An extremely sensible post right throughout, was all that .... But I would add one thing you missed. There is, in fact, one crucial philosophical difference between Science and Religion. Everyone needs some level of science to survive and prosper. Not everyone absolutely needs any iota of religion to survive and prosper. This should be the common-sense starting point of any debate. But generally speaking, religious minded people don't seem to want to grant this right of abstinence to those who would have it. And (obviously) the fact that throughout history the majority of religions which have participated heavily in political power have not looked kindly upon the persons who try to choose to not follow a religion, is a definitive pointer to a theory of there being a natural right of man to not have laws based upon religion.
What do you do? Buy them from a local fisherman? Or do you catch them yourself?? They come in to the beaches there at low tide?
The "treat them with respect" bit is unfortunately a tricky proposition. I would be more inclined to say with "the respect they deserve". From a philosophical perspective things must be criticized. If you don't believe me, ask Socrates. This, with respect to religion, will always hurt many people's feelings and offend. However, it must be this way. Religion(s) have no problem offending when they are in a position to. (As a lapsed Catholic I was offended by Mother I remember having a debate with a few friends on a trip back to Ireland in 2005 or so, around the time of the Danish Cartoons. My position was that (given the level of uproar which that incident had caused) that the only way to address this was that those cartoons should have been re-published every day, in every major european newspaper for ten years. My friends said I was crazy - that Muslims just can't be offended like that. Well, that's the problem - they think that they can't. The only way to change that is by doing it often enough for them to have to accept that it happens. That we live that way WITH those rights. Well, here we are now 13 years later, and the wisdom about getting into an open debate about mine, yours and everybody else's right to insult Islam if we feel like it, without the threat of violent retribution seems prescient on my part. Unless you act to stop that mindset from further development (with insult and offence and humour, etc) it will only develop in one of two ways. It will only get worse, not better.

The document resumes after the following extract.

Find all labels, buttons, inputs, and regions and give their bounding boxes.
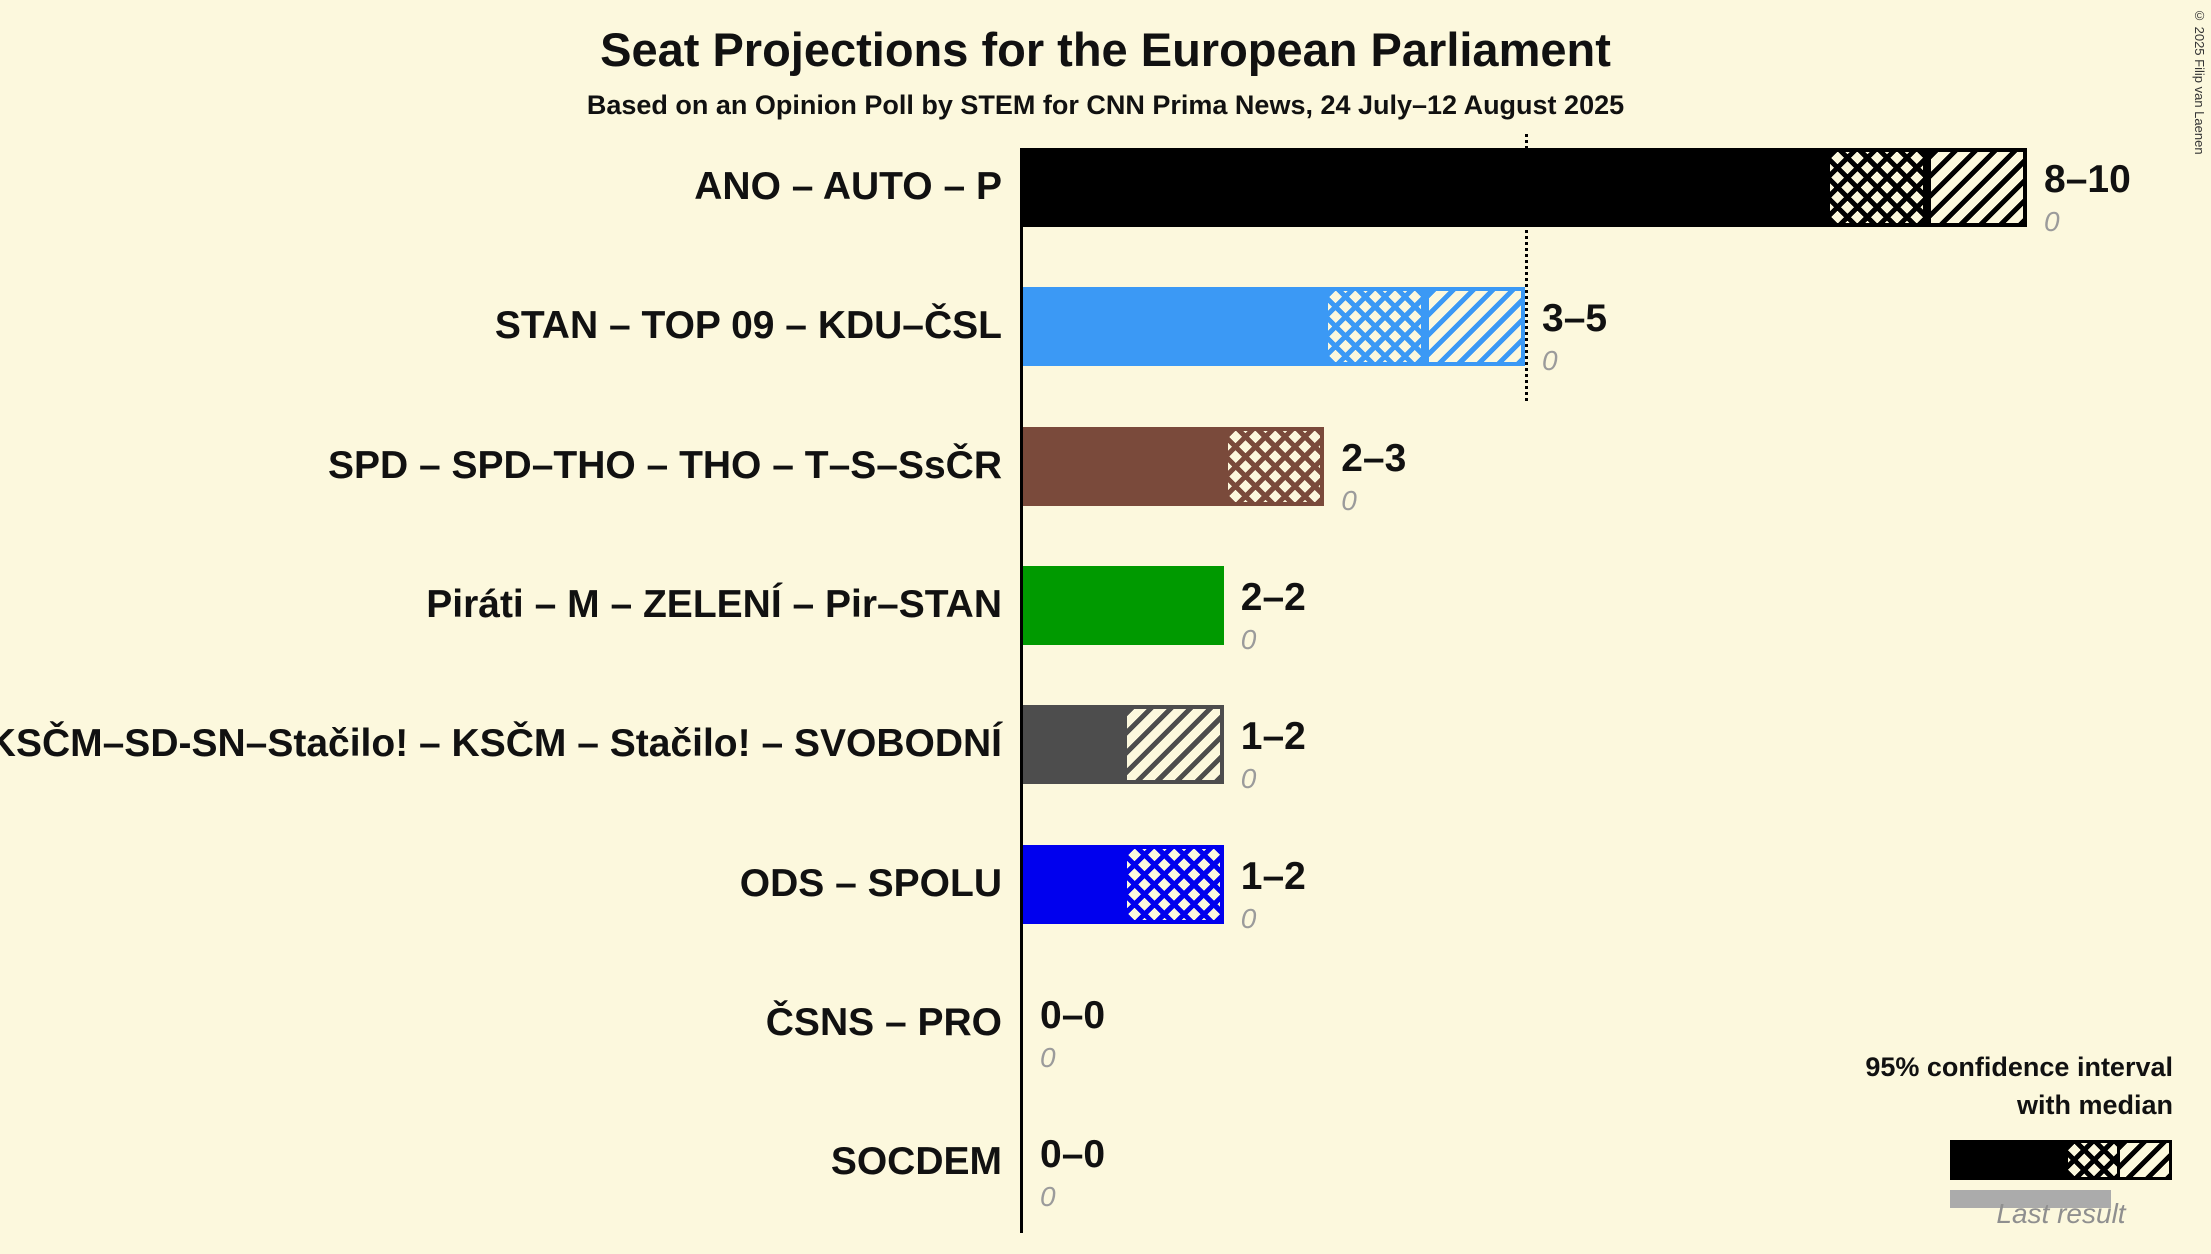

Catch em myself. I use crab traps off the boat dock at high tide slack. They're getting too expensive to buy. I don't know where you are that you can catch Dungeness crab at low tide. My brother in law took this shot a couple of months ago. Big girt bugger by any standards. The crab that is!
The OTT outrage over that cartoon was F'kn stupid compared to their silence when they blew the bus and train up killing people. Sick bastards!
I don't know that you can - I remember folks in ireland catching them (atlantic crabs) with little trawl nets at low tide - but prob out a bit in a boat... At least i think I remember it!! btw/ how was lunch??